Мельников вскочил и понесся из закусочной. Симбирцев рассмеялся, произвел рукой некое движение, как бы одобряющее Прокопьева и его пребывание на Земле, и степенно последовал за попечителем Теней.
– А не вызовет ли он его теперь на дуэль? - тихо сказал Прокопьев, ни к кому не обращаясь. - Из-за Пуговицына и моих пружин…
– Кто кого? - удивилась кассирша Люда.
– Мельников Симбирцева…
– Ой! Ой! - воскликнула Люда, но чувствовалось, что соображение о дуэли вызвало в ней радость. - Для них же деньги не отменили! Какие могут быть между ними дуэли? Это Васек Касимовский норовит перебить гуманоидов. Я ему устрою! Каков! Кафе и без кассирш! Ну ладно, без денег! Но как же без кассирш-то? Водила отчаянный!

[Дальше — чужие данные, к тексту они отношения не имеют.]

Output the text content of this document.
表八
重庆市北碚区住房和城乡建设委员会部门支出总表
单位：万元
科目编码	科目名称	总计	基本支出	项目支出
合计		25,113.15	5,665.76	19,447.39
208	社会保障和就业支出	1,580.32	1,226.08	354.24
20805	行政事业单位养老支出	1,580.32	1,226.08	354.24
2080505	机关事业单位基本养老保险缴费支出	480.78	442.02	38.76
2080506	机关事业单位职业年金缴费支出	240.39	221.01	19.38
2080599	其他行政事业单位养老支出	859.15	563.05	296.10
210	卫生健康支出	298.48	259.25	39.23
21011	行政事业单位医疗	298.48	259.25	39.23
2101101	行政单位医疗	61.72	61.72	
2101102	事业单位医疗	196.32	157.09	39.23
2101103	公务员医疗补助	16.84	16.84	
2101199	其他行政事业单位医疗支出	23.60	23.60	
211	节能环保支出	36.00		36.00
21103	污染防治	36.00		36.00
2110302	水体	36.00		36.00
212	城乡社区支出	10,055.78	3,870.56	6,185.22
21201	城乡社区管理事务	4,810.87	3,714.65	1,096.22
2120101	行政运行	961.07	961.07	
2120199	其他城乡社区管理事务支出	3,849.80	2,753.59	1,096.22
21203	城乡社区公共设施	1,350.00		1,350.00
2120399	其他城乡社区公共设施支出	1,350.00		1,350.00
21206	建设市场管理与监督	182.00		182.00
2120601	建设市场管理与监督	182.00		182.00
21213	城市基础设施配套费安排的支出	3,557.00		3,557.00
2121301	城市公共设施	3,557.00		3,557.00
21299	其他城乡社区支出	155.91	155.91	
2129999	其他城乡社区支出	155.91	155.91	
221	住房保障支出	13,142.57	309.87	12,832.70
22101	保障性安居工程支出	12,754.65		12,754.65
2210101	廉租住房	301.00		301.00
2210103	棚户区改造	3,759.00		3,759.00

А в закусочную тем временем вошел знакомый Прокопьеву Арсений Линикк, объявивший себя днями назад печальным Гномом Телеграфа.

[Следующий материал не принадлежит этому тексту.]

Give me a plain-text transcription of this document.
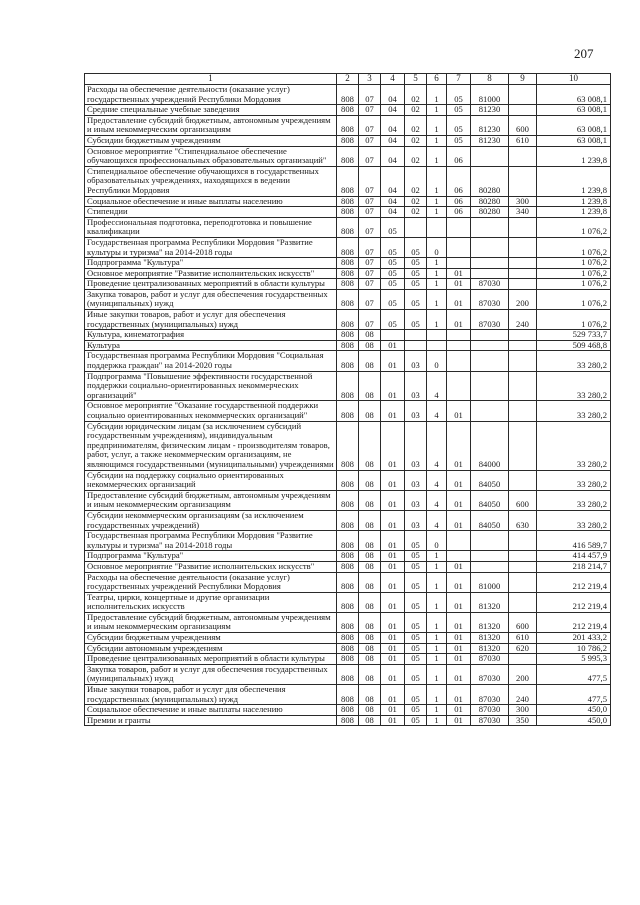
207
1	2	3	4	5	6	7	8	9	10
Расходы на обеспечение деятельности (оказание услуг) государственных учреждений Республики Мордовия	808	07	04	02	1	05	81000		63 008,1
Средние специальные учебные заведения	808	07	04	02	1	05	81230		63 008,1
Предоставление субсидий бюджетным, автономным учреждениям и иным некоммерческим организациям	808	07	04	02	1	05	81230	600	63 008,1
Субсидии бюджетным учреждениям	808	07	04	02	1	05	81230	610	63 008,1
Основное мероприятие "Стипендиальное обеспечение обучающихся профессиональных образовательных организаций"	808	07	04	02	1	06			1 239,8
Стипендиальное обеспечение обучающихся в государственных образовательных учреждениях, находящихся в ведении Республики Мордовия	808	07	04	02	1	06	80280		1 239,8
Социальное обеспечение и иные выплаты населению	808	07	04	02	1	06	80280	300	1 239,8
Стипендии	808	07	04	02	1	06	80280	340	1 239,8
Профессиональная подготовка, переподготовка и повышение квалификации	808	07	05						1 076,2
Государственная программа Республики Мордовия "Развитие культуры и туризма" на 2014-2018 годы	808	07	05	05	0				1 076,2
Подпрограмма "Культура"	808	07	05	05	1				1 076,2
Основное мероприятие "Развитие исполнительских искусств"	808	07	05	05	1	01			1 076,2
Проведение централизованных мероприятий в области культуры	808	07	05	05	1	01	87030		1 076,2
Закупка товаров, работ и услуг для обеспечения государственных (муниципальных) нужд	808	07	05	05	1	01	87030	200	1 076,2
Иные закупки товаров, работ и услуг для обеспечения государственных (муниципальных) нужд	808	07	05	05	1	01	87030	240	1 076,2
Культура, кинематография	808	08							529 733,7
Культура	808	08	01						509 468,8
Государственная программа Республики Мордовия "Социальная поддержка граждан" на 2014-2020 годы	808	08	01	03	0				33 280,2
Подпрограмма "Повышение эффективности государственной поддержки социально-ориентированных некоммерческих организаций"	808	08	01	03	4				33 280,2
Основное мероприятие "Оказание государственной поддержки социально ориентированных некоммерческих организаций"	808	08	01	03	4	01			33 280,2
Субсидии юридическим лицам (за исключением субсидий государственным учреждениям), индивидуальным предпринимателям, физическим лицам - производителям товаров, работ, услуг, а также некоммерческим организациям, не являющимся государственными (муниципальными) учреждениями	808	08	01	03	4	01	84000		33 280,2
Субсидии на поддержку социально ориентированных некоммерческих организаций	808	08	01	03	4	01	84050		33 280,2
Предоставление субсидий бюджетным, автономным учреждениям и иным некоммерческим организациям	808	08	01	03	4	01	84050	600	33 280,2
Субсидии некоммерческим организациям (за исключением государственных учреждений)	808	08	01	03	4	01	84050	630	33 280,2
Государственная программа Республики Мордовия "Развитие культуры и туризма" на 2014-2018 годы	808	08	01	05	0				416 589,7
Подпрограмма "Культура"	808	08	01	05	1				414 457,9
Основное мероприятие "Развитие исполнительских искусств"	808	08	01	05	1	01			218 214,7
Расходы на обеспечение деятельности (оказание услуг) государственных учреждений Республики Мордовия	808	08	01	05	1	01	81000		212 219,4
Театры, цирки, концертные и другие организации исполнительских искусств	808	08	01	05	1	01	81320		212 219,4
Предоставление субсидий бюджетным, автономным учреждениям и иным некоммерческим организациям	808	08	01	05	1	01	81320	600	212 219,4
Субсидии бюджетным учреждениям	808	08	01	05	1	01	81320	610	201 433,2
Субсидии автономным учреждениям	808	08	01	05	1	01	81320	620	10 786,2
Проведение централизованных мероприятий в области культуры	808	08	01	05	1	01	87030		5 995,3
Закупка товаров, работ и услуг для обеспечения государственных (муниципальных) нужд	808	08	01	05	1	01	87030	200	477,5
Иные закупки товаров, работ и услуг для обеспечения государственных (муниципальных) нужд	808	08	01	05	1	01	87030	240	477,5
Социальное обеспечение и иные выплаты населению	808	08	01	05	1	01	87030	300	450,0
Премии и гранты	808	08	01	05	1	01	87030	350	450,0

– Сенечка к нам пожаловал! - обрадовалась Люда. - Душка ты наш!
Прокопьев уважал людей обязательных, сам старался держать слово, а потому действия достопочтенного Александра Михайловича Мельникова породили в нем недоумения. Впрочем, ему ли судить о загадках натур из поднебесий искусства? Но то, что он уже не пойдет починять диван и два кресла, обитые кожей, он постановил. Даже если Александр Михайлович извинится перед ним и станет рассыпать бисер, он в его дом не пойдет. Деньги? Ну и что деньги? Митя Шухов, тот, в нынешнем случае и виду не подал бы, взялся бы возрождать диван с креслами, но вряд ли владелец мебели получал бы потом от нее удовольствия и комфорт.
– Я присяду рядом с вами? - спросил Линикк.
– Конечно, конечно! - сказал Прокопьев. - О чем речь!
Закуской к водке Линикком был выбран бутерброд с красной икрой.
– Это я теперь такой маленький, - объявил Линикк, - а еще совсем недавно я был девяносто метров в длину, двадцать в ширину и восемь в высоту…
Прокопьев все еще был в соображениях о дискуссии Мельникова с актером Симбирцевым (высокомерие Мельникова к ремеслу пружинных дел мастера его уже не знобило, дело определилось и рассеялось). Но неужто приятели и впрямь могут затеять дуэль или просто разругаться, продолжал гадать Прокопьев, и оттого слова Линикка о каких-то метрах в высоту и длину всерьез воспринять он не смог. Но Линикк будто бы ждал сострадания, и Прокопьев пожелал возразить.
– Какой же вы маленький! Ну по нынешним временам рост у вас небольшой. Метр шестьдесят три, на взгляд. Но в плечах и в теле вы - атлет. На Олимпиаде в штанге вы все медали могли бы отнять у турок. И усы у вас гренадерские.
Линикк слов Прокопьева вроде бы не расслышал, вздохнул, отпил водки, укусил бутерброд и, помолчав, спросил:
– Вы хотите знать, где теперь Нина и что с ней?
– Какая Нина? - Прокопьев чуть ли не испугался. - И зачем мне знать о какой-то Нине?
Линикк с минуту внимательно смотрел в глаза Прокопьева.
– А что вы так волнуетесь? - сказал Линикк. - Если вы не помните о какой-либо Нине и ничего не хотите о ней знать, стоит ли вам волноваться?
– Я и не волнуюсь… - стал утихать Прокопьев. - Нисколько не волнуюсь…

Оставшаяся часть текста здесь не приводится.